A little more humor.


Gayle V

A friend sent this to me. I laughed especially hard because I know the last one is really true. Saw it when it happened on live TV last year.

Subject: Think before you speak.

I know you Think before you speak but check out these.
Here are six reasons why you should think before you speak. The last one is great!

Have you ever spoken and wished that you could
Immediately take the words back...
Here are the Testimonials of a few people who did....

I walked into a hair salon with my boyfriend and asked loudly,
"How much do you charge for a shampoo and a blow job?"
I turned around and walked back out and never went back.
My boyfriend just smiled and said I'm here for you babe!

I was at the golf store with my boyfriend comparing different kinds of golf balls.
I was unhappy with the women's type I had been using. After browsing for several minutes,
My boyfriend walked up and said "any questions?"
Without thinking, I looked at him and said,
"I think I like playing with men's balls." He smiled, and said, I think I like it when you do, as well.


My boy friend and I were at his house and I was looking through his pantry for a quick snack. I found a Variety of candy and nuts.
As I was looking at the selection, my boy friend came up behind me,
put his arms around me and whispered in my ear, need any help?
I replied, "No, I'm just looking at your nuts." My boy friend started to laugh hysterically, and I turned beet-red and walked away.
To this day, he has never let me forget.


While in line at the bank one afternoon. My toddler decided to release
Some pent-up energy and ran amok. I was finally able to grab hold of
Her after receiving looks of disgust And annoyance from other patrons.
I told her that if she did not start behaving "right now" she would be punished.

To my horror, she looked me in the eye and Said in a voice just as threatening, "If you don't let me go right now, I will tell Grandma that I saw you Kissing Daddy's pee-pee last night!"

The silence was deafening after this enlightening exchange. Even the tellers stopped what they were doing. I mustered up the last of my dignity and Walked out of the bank with my daughter in tow. The last thing I heard as The door closed behind me, Were screams of laughter.

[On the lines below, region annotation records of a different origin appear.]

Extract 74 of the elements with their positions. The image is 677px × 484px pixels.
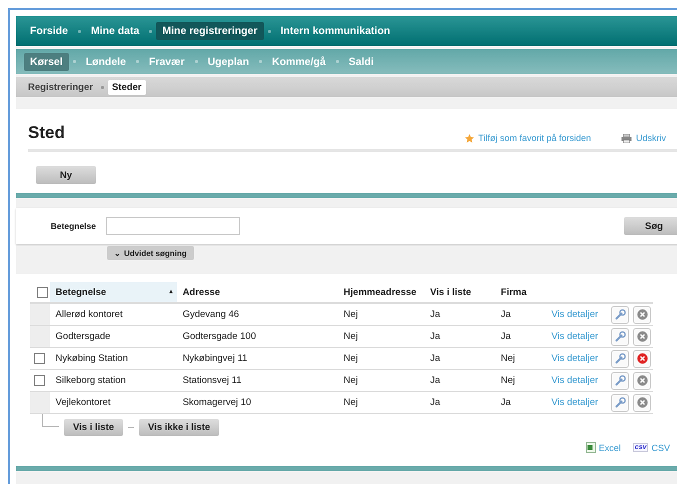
column-header[interactable]: Adresse [176, 282, 338, 303]
column-label: Betegnelse [56, 286, 106, 298]
row-checkbox[interactable] [34, 353, 46, 364]
table-cell: Godtersgade [56, 331, 110, 342]
table-cell: Allerød kontoret [56, 309, 123, 320]
sub-nav-tab[interactable]: Saldi [342, 52, 380, 70]
sub-nav-tab[interactable]: Løndele [80, 52, 132, 70]
search-label: Betegnelse [50, 221, 96, 231]
table-cell: Nej [344, 353, 358, 364]
table-cell: Godtersgade 100 [182, 331, 256, 342]
details-link[interactable]: Vis detaljer [551, 353, 598, 364]
column-header[interactable]: Firma [494, 282, 546, 303]
star-icon [465, 134, 474, 142]
table-cell: Ja [430, 309, 440, 320]
main-nav-tab[interactable]: Mine registreringer [156, 22, 264, 40]
export-link[interactable]: Excel [586, 442, 621, 453]
table-cell: Nej [344, 331, 358, 342]
table-cell: Nej [344, 309, 358, 320]
delete-button[interactable] [633, 328, 651, 346]
details-link[interactable]: Vis detaljer [551, 375, 598, 386]
sub-nav-tab[interactable]: Ugeplan [202, 52, 255, 70]
table-cell: Ja [430, 353, 440, 364]
main-nav-tab[interactable]: Mine data [84, 22, 146, 40]
table-cell: Ja [430, 397, 440, 408]
details-link[interactable]: Vis detaljer [551, 331, 598, 342]
breadcrumb-item[interactable]: Steder [108, 80, 146, 94]
main-nav-tab[interactable]: Intern kommunikation [274, 22, 396, 40]
advanced-search-button[interactable]: ⌄ Udvidet søgning [107, 246, 194, 260]
details-link[interactable]: Vis detaljer [551, 309, 598, 320]
table-cell: Silkeborg station [56, 375, 126, 386]
table-cell: Nej [500, 375, 516, 386]
favorite-link[interactable]: Tilføj som favorit på forsiden [465, 133, 591, 143]
edit-button[interactable] [611, 372, 629, 390]
spreadsheet-icon [586, 442, 596, 453]
printer-icon [620, 134, 632, 142]
breadcrumb-item[interactable]: Registreringer [24, 80, 97, 94]
table-cell: Nej [344, 397, 358, 408]
table-cell: Nej [344, 375, 358, 386]
print-link[interactable]: Udskriv [620, 133, 666, 143]
bulk-action-button[interactable]: Vis i liste [64, 419, 124, 436]
edit-button[interactable] [611, 394, 629, 412]
table-cell: Ja [500, 309, 511, 320]
page-title: Sted [28, 123, 66, 143]
table-cell: Ja [500, 331, 511, 342]
edit-button[interactable] [611, 306, 629, 324]
table-cell: Nej [500, 353, 516, 364]
table-cell: Ja [430, 375, 440, 386]
delete-button[interactable] [633, 394, 651, 412]
edit-button[interactable] [611, 350, 629, 368]
new-button[interactable]: Ny [36, 166, 96, 184]
table-cell: Nykøbing Station [56, 353, 128, 364]
search-button[interactable]: Søg [624, 217, 677, 235]
column-header[interactable]: Vis i liste [424, 282, 495, 303]
table-cell: Gydevang 46 [182, 309, 240, 320]
delete-button[interactable] [633, 350, 651, 368]
table-cell: Stationsvej 11 [182, 375, 242, 386]
select-all-checkbox[interactable] [37, 286, 48, 298]
bulk-action-button[interactable]: Vis ikke i liste [139, 419, 220, 436]
sub-nav-tab[interactable]: Kørsel [24, 52, 69, 70]
edit-button[interactable] [611, 328, 629, 346]
column-header[interactable]: Hjemmeadresse [338, 282, 424, 303]
table-cell: Skomagervej 10 [182, 397, 252, 408]
table-cell: Vejlekontoret [56, 397, 110, 408]
search-field[interactable] [106, 217, 240, 235]
table-cell: Ja [500, 397, 511, 408]
sub-nav-tab[interactable]: Fravær [142, 52, 191, 70]
sub-nav-tab[interactable]: Komme/gå [266, 52, 332, 70]
table-cell: Nykøbingvej 11 [182, 353, 248, 364]
table-cell: Ja [430, 331, 440, 342]
delete-button[interactable] [633, 306, 651, 324]
details-link[interactable]: Vis detaljer [551, 397, 598, 408]
main-nav-tab[interactable]: Forside [24, 22, 74, 40]
row-checkbox[interactable] [34, 375, 46, 386]
delete-button[interactable] [633, 372, 651, 390]
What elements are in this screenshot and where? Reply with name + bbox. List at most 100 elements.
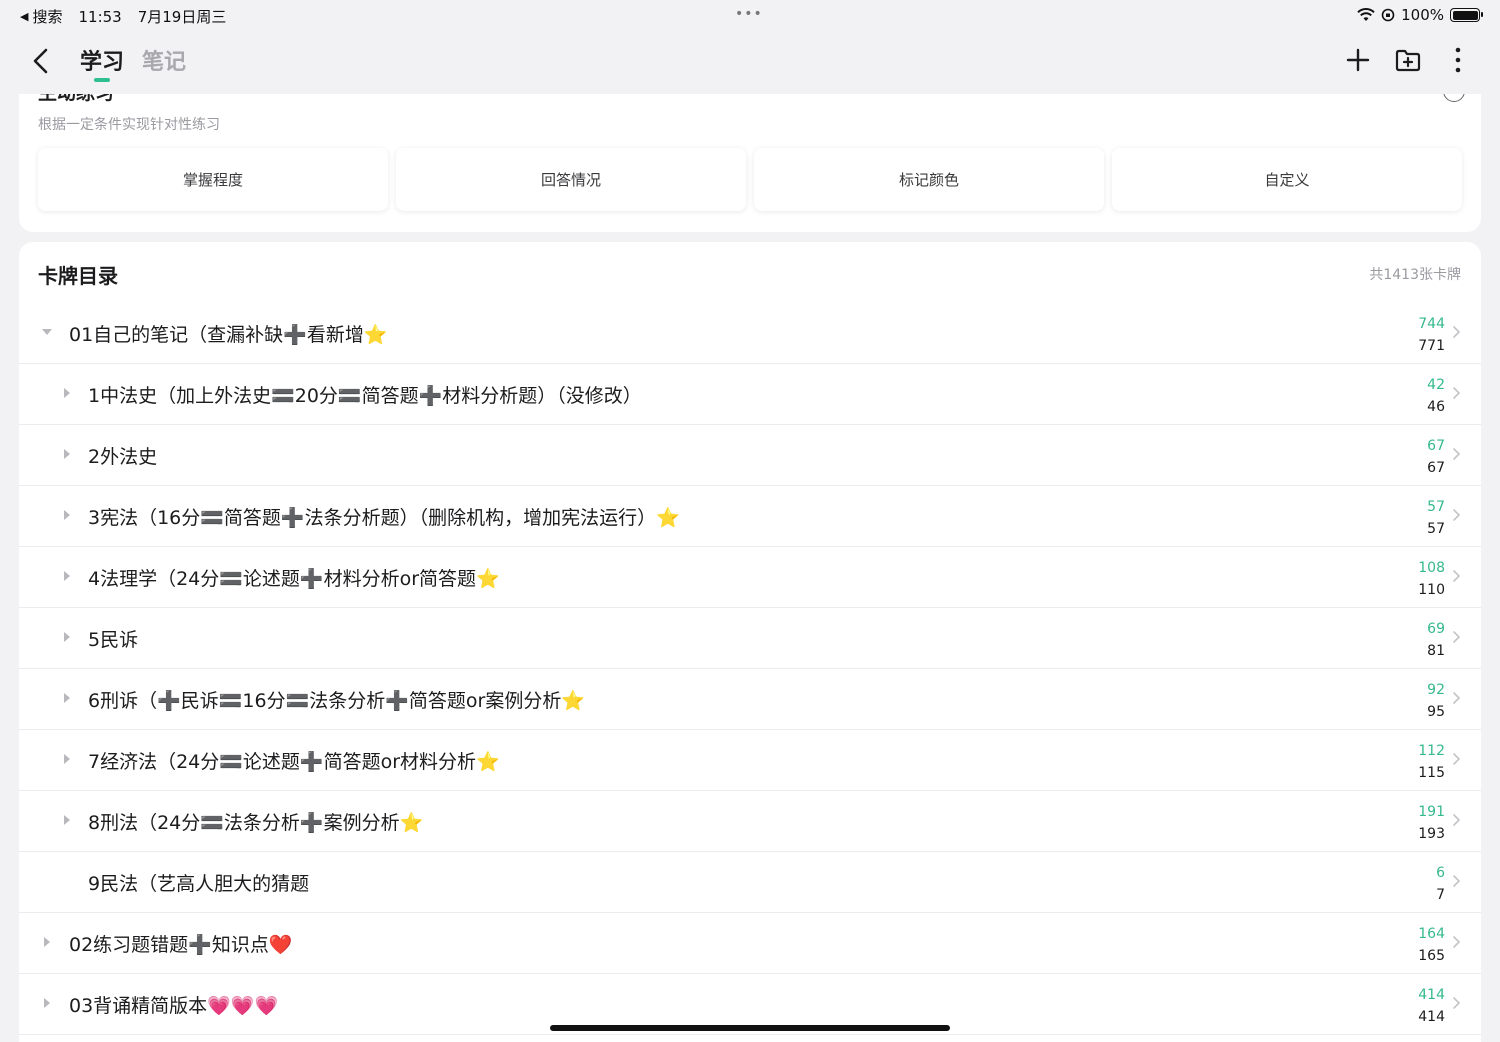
tab-notes[interactable]: 笔记 bbox=[142, 44, 186, 76]
card-count: 110 bbox=[1418, 582, 1445, 598]
chevron-right-icon bbox=[1453, 753, 1461, 765]
deck-counts: 112 115 bbox=[1385, 740, 1445, 784]
deck-name: 4法理学（24分🟰论述题➕材料分析or简答题⭐️ bbox=[88, 568, 500, 590]
card-count: 95 bbox=[1427, 704, 1445, 720]
triangle-right-icon[interactable] bbox=[61, 569, 73, 583]
deck-row[interactable]: 5民诉 69 81 bbox=[19, 608, 1481, 669]
deck-name: 9民法（艺高人胆大的猜题 bbox=[88, 873, 310, 895]
card-count: 414 bbox=[1418, 1009, 1445, 1025]
deck-row[interactable]: 4法理学（24分🟰论述题➕材料分析or简答题⭐️ 108 110 bbox=[19, 547, 1481, 608]
answer-status-button[interactable]: 回答情况 bbox=[396, 148, 746, 211]
card-count: 193 bbox=[1418, 826, 1445, 842]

Have you ever asked your child a question too many times?

My three-year-old son had a lot of problems with potty training. And I was on him constantly. One day we stopped at Taco Bell for a quick lunch
In between errands. It was very busy, with a full dining room.

While enjoying my taco, I smelled something funny, So of course I checked my seven-month-old daughter, And she was clean. Then I realized that Danny had not asked to go potty in a while.

I asked him if he needed to go, and he said "No".
I kept thinking "Oh Lord, that child has had an accident, and I don't have any clean clothes with me."

Then I said, "Danny, are you SURE you didn't have an accident?"
"No," he replied. I just KNEW that he must have had an accident,
Because the smell was getting worse. So, I asked one more time, "Danny, did you have an accident? This time he jumped up, yanked down his pants,
Bent over, spread his cheeks and yelled

While 30 people nearly choked to death on their tacos laughing,
He calmly pulled up his pants and sat down.
An older couple made me feel better,
Thanking me for the best laugh they'd ever had!

This one had most of the state of Ohio laughing for 2 days
And a very embarrassed female news anchor who will,
In the future, likely think before she speaks.
What happens when you predict snow, but don't get any?

We had a female news anchor who,
The day after it was supposed to have snowed and didn't,
Turned to the weatherman and asked:
"So Bob, where's that 8 inches you promised me last night?"
Not only did HE have to leave the set,
But half the crew did too, they were laughing so hard!

Now, didn't that feel good?
We all say things we don't really mean,
So think before you speak


My best friend's husband decided he needed a different cologne. So they went to the local dept store and tried on the entire men's fragrance dept.

As they stepped onto the elevator to leave, she grabbed his arm while lookiong ahead at the crowd in the elevator. As she got on the car, she leaned over and whispered,"you have so much cologne on you smell like a French whore. As the doors closed she realized her husband was across the car staring at her and she was holding on to the arm of a stranger.


The golf one made me laugh. After I got fitted for my new golf clubs, you should have seen DH's face when I told him that the golf pro said I needed extra length and a stiffer shaft. :p

Hopefully off-color humor is OK here on the aft deck! :lol


:)D Now the title was a warning.... I put down my cup of coffee and so
did not spill liquid over the screen.